<http://hyperdata.org/Hello> a sioc:Post ;
dc:date "2012-04-02T07:24:53.676Z" ;
dc:title "Hello World!" ;
sioc:content "My first post." ;
foaf:maker [ foaf:nick "danja" ] .
schema:articleBody owl:equivalentProperty sioc:content .
schema:author owl:equivalentProperty foaf:maker .
schema:name rdfs:subPropertyOf dc:title .
schema:datePublished owl:equivalentProperty dc:issued .
schema:Article rdfs:subClassOf sioc:Item .
foaf:nick rdfs:subPropertyOf schema:additionalName .
Top-level terms
I think it would be very helpful if schema.org was a bit clearer about "top-level" terms. Right now Thing has description, name, image, url. Ok, not bad as a first pass against what's needed on the Web. But url is/should be redundant (but that's just my semweb prejudices), there's slight conflict between description and content-oriented terms like articleBody which has the intermediate node of Article. (This isn't a new phenomenon, RSS history is littered with the wreckage of content vs. description, and higher up the architectural tree it's one of the features of httpRange-14).
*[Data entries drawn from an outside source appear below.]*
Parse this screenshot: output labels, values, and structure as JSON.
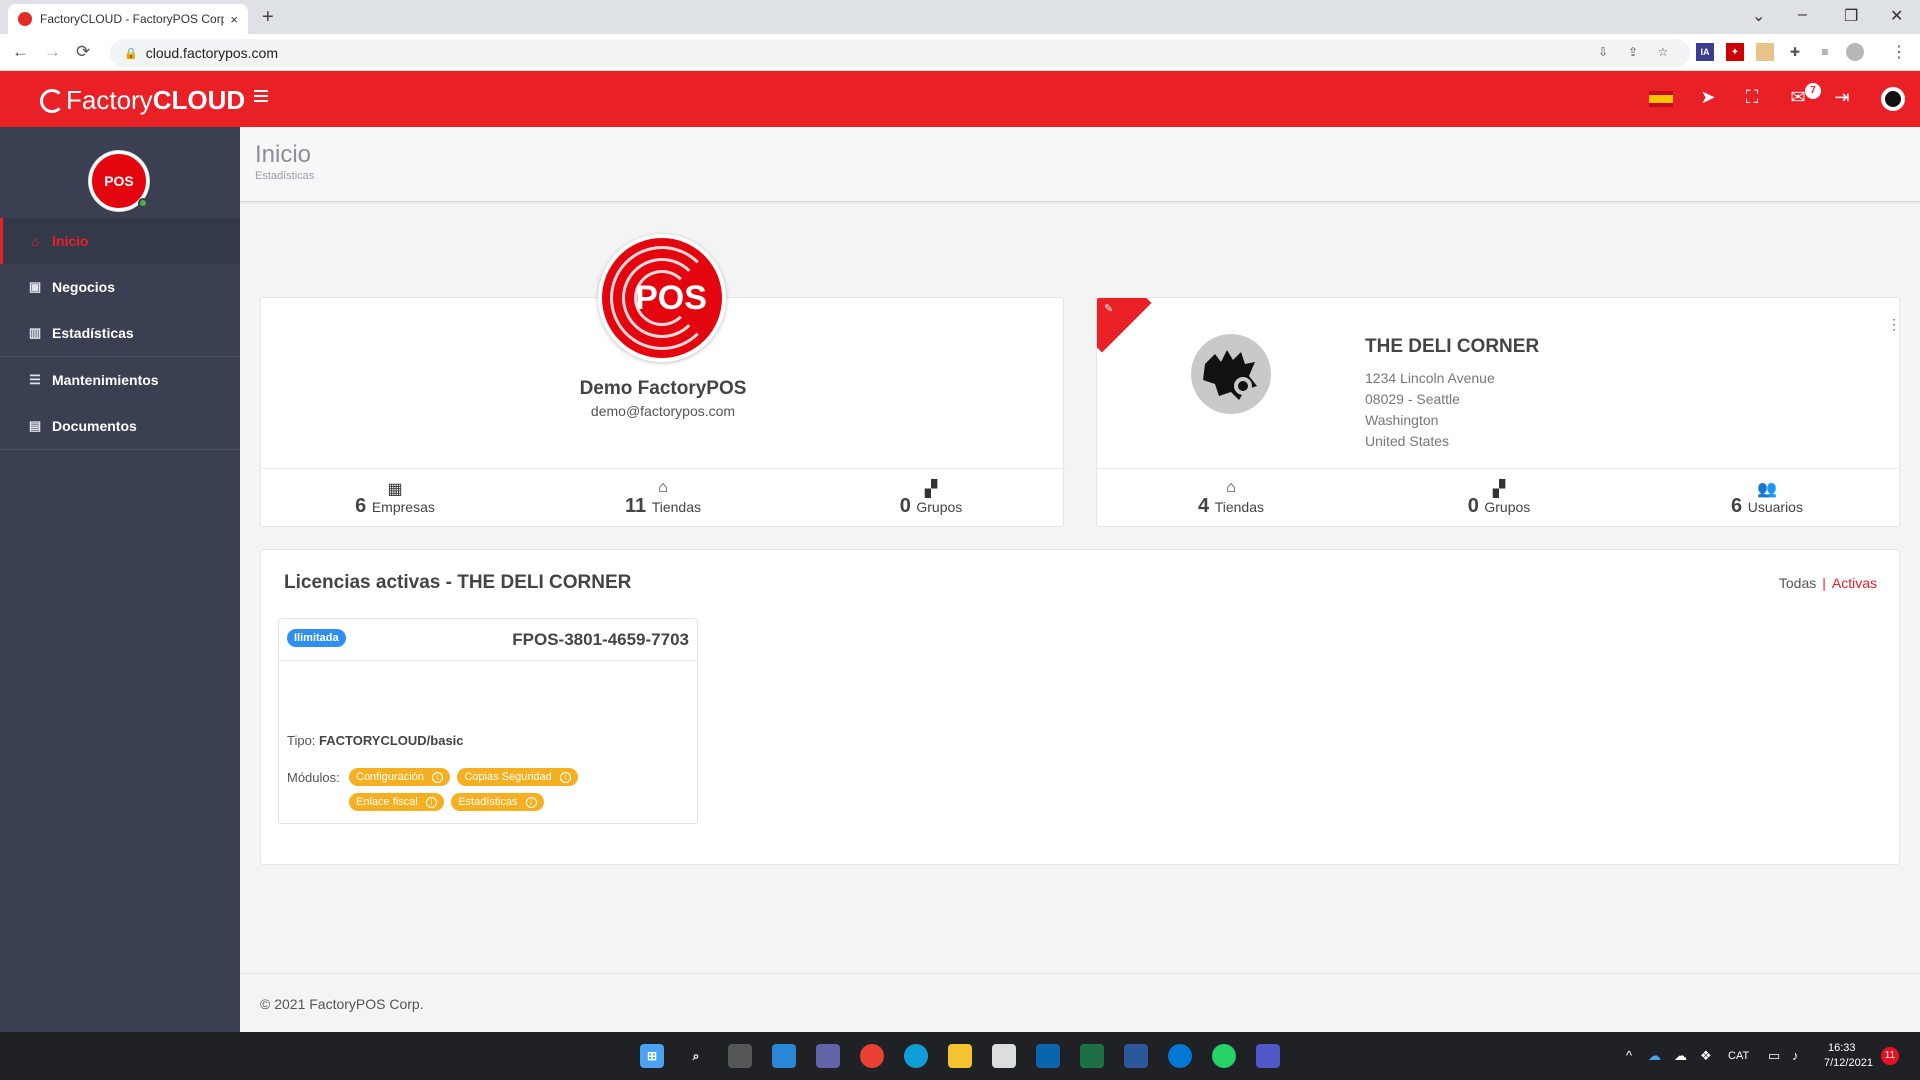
{
  "browser": {
    "tab_title": "FactoryCLOUD - FactoryPOS Corp",
    "close_glyph": "×",
    "new_tab_glyph": "+",
    "url": "cloud.factorypos.com",
    "back_glyph": "←",
    "forward_glyph": "→",
    "reload_glyph": "⟳",
    "minimize_glyph": "–",
    "restore_glyph": "❐",
    "window_close_glyph": "✕",
    "tabs_menu_glyph": "⌄",
    "menu_glyph": "⋮",
    "ext_ia": "IA"
  },
  "header": {
    "brand_factory": "Factory",
    "brand_cloud": "CLOUD",
    "mail_count": "7",
    "icons": [
      "spain-flag-icon",
      "location-arrow-icon",
      "fullscreen-icon",
      "mail-icon",
      "logout-icon",
      "user-avatar-icon"
    ]
  },
  "sidebar": {
    "logo_text": "POS",
    "items": [
      {
        "label": "Inicio",
        "icon": "home-icon",
        "glyph": "⌂"
      },
      {
        "label": "Negocios",
        "icon": "briefcase-icon",
        "glyph": "▣"
      },
      {
        "label": "Estadísticas",
        "icon": "bar-chart-icon",
        "glyph": "▥"
      },
      {
        "label": "Mantenimientos",
        "icon": "list-icon",
        "glyph": "☰"
      },
      {
        "label": "Documentos",
        "icon": "document-icon",
        "glyph": "▤"
      }
    ]
  },
  "page": {
    "title": "Inicio",
    "subtitle": "Estadísticas"
  },
  "company": {
    "avatar_text": "POS",
    "name": "Demo FactoryPOS",
    "email": "demo@factorypos.com",
    "stats": [
      {
        "value": "6",
        "label": "Empresas",
        "icon": "building-icon",
        "glyph": "▦"
      },
      {
        "value": "11",
        "label": "Tiendas",
        "icon": "store-icon",
        "glyph": "⌂"
      },
      {
        "value": "0",
        "label": "Grupos",
        "icon": "boxes-icon",
        "glyph": "▞"
      }
    ]
  },
  "store": {
    "ribbon_glyph": "✎",
    "kebab_glyph": "⋮",
    "name": "THE DELI CORNER",
    "address": [
      "1234 Lincoln Avenue",
      "08029 - Seattle",
      "Washington",
      "United States"
    ],
    "stats": [
      {
        "value": "4",
        "label": "Tiendas",
        "icon": "store-icon",
        "glyph": "⌂"
      },
      {
        "value": "0",
        "label": "Grupos",
        "icon": "boxes-icon",
        "glyph": "▞"
      },
      {
        "value": "6",
        "label": "Usuarios",
        "icon": "users-icon",
        "glyph": "👥"
      }
    ]
  },
  "licenses": {
    "title": "Licencias activas - THE DELI CORNER",
    "filter_all": "Todas",
    "filter_sep": "|",
    "filter_active": "Activas",
    "card": {
      "badge": "Ilimitada",
      "code": "FPOS-3801-4659-7703",
      "tipo_label": "Tipo:",
      "tipo_value": "FACTORYCLOUD/basic",
      "modulos_label": "Módulos:",
      "info_glyph": "i",
      "modules": [
        "Configuración",
        "Copias Seguridad",
        "Enlace fiscal",
        "Estadísticas"
      ]
    }
  },
  "footer": {
    "text": "© 2021 FactoryPOS Corp."
  },
  "taskbar": {
    "lang": "CAT",
    "time": "16:33",
    "date": "7/12/2021",
    "notifications": "11"
  }
}
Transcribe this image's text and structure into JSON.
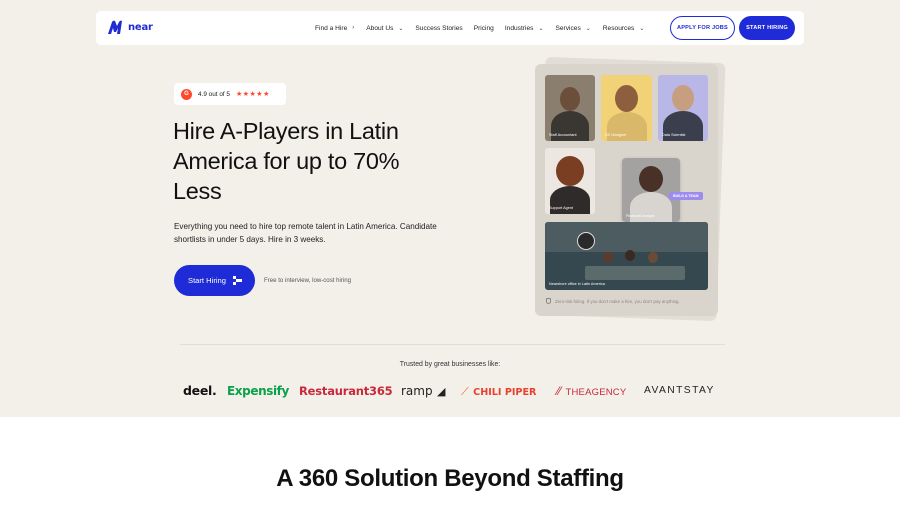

Ok, maybe description is useful enough to leave alone, similarly name is probably reasonable to cover the top level of label, title, name. image I suppose is fair enough, a pragmatic approach to something that could easily get messy if more WebArch was brought into the picture. I guess my recommendations then would be to add a term Item (for a generic Information Resource, superclass of Article etc) and date (for a superproperty of all dates).
Automatic mapping
I haven't yet decided whether or not to use the Web vocab or schema.org versions of the terms in my internal RDF, I suppose I could even use both. But my little experience above demonstrates it's not yet obvious how to map across even with these really common terms. If the starting point was something richer, the amount of work involved could easily explode. Some kind of automation is desirable, for the benefit of someone like me in the current situation, a publisher of semantically marked-up HTML that would like their material to connect with the Linked Data Cloud, or someone writing an app that consumes data across different vocabularies. A service (or two) springs to mind: give it a term and it responds with correspondences from other vocabs, or give it a lump of data and let it offer a translation to the preferred vocab(s)/format. There are at least two approaches to implementation: SPARQL CONSTRUCT and/or RDFS/OWL inference (in both cases the use of generic superclasses/properties could be useful). The front end could offer something like the Rich Snippets Testing Tool for authors together with an open API for translation by app developers, to give a leg-up for integration/mashups. It would be nice if the good folks behind schema.org would consider throwing some resources in this direction.